On Sep 30, 2014, at 5:09 PM, Shu-yu Guo wrote:

Hi all,

In the current draft, I see 2 different places where assigning to an immutable binding ('const') throws an error:

1) Dynamically throwing a TypeError in SetMutableBinding, http://people.mozilla.org/~jorendorff/es6-draft.html#sec-declarative-environment-records-setmutablebinding-n-v-s
...
1) throws only in strict mode code, while 2) throws regardless. 2) is also best effort; seems to be implementation-dependent what "can statically determine" entails.

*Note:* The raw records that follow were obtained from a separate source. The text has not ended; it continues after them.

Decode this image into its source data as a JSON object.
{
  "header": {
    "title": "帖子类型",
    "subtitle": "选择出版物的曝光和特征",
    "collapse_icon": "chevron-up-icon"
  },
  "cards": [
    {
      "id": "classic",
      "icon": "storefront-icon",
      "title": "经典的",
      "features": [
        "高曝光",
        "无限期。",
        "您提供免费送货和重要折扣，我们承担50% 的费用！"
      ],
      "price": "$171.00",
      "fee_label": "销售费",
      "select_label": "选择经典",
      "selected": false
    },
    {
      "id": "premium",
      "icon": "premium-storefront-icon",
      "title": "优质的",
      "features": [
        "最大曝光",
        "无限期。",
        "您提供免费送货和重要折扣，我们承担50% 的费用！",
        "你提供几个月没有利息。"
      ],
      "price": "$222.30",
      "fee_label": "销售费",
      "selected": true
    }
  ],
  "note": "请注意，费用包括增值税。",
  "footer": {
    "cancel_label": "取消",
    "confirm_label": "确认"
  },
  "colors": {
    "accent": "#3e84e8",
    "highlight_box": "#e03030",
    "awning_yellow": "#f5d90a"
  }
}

Is the intention that assigning to consts silently nops if the implementation cannot determine the assignment to be to a const statically, in non-strict code, but implementations *should* make a best effort to report such cases eagerly, regardless of strictness? Seems kind of odd to me; perhaps I am misreading?

>response

1) looks like a bug to me. I pretty sure it was never the intent for assignments to const binding to silently fail in non-strict code. The current semantics of SetMutableBinding is a carry over from ES5 where immutable bindings were only used (I have to double check this) for FunctionExpression function name bindings. The legacy of ES3 (hence non-strict ES5) was to did not throw on assignments to such function name bindings.

I'll probably have to do some extra special casing to preserve the ES3/5 semantics for assignment to function names and make the throw unconditional to other immutable bindings

Allen


however, after thinking about this for a while I think the current spec'ed behavior is probably necessary in order to not break existing code that uses various pre-ES6 standard forms of const declarations.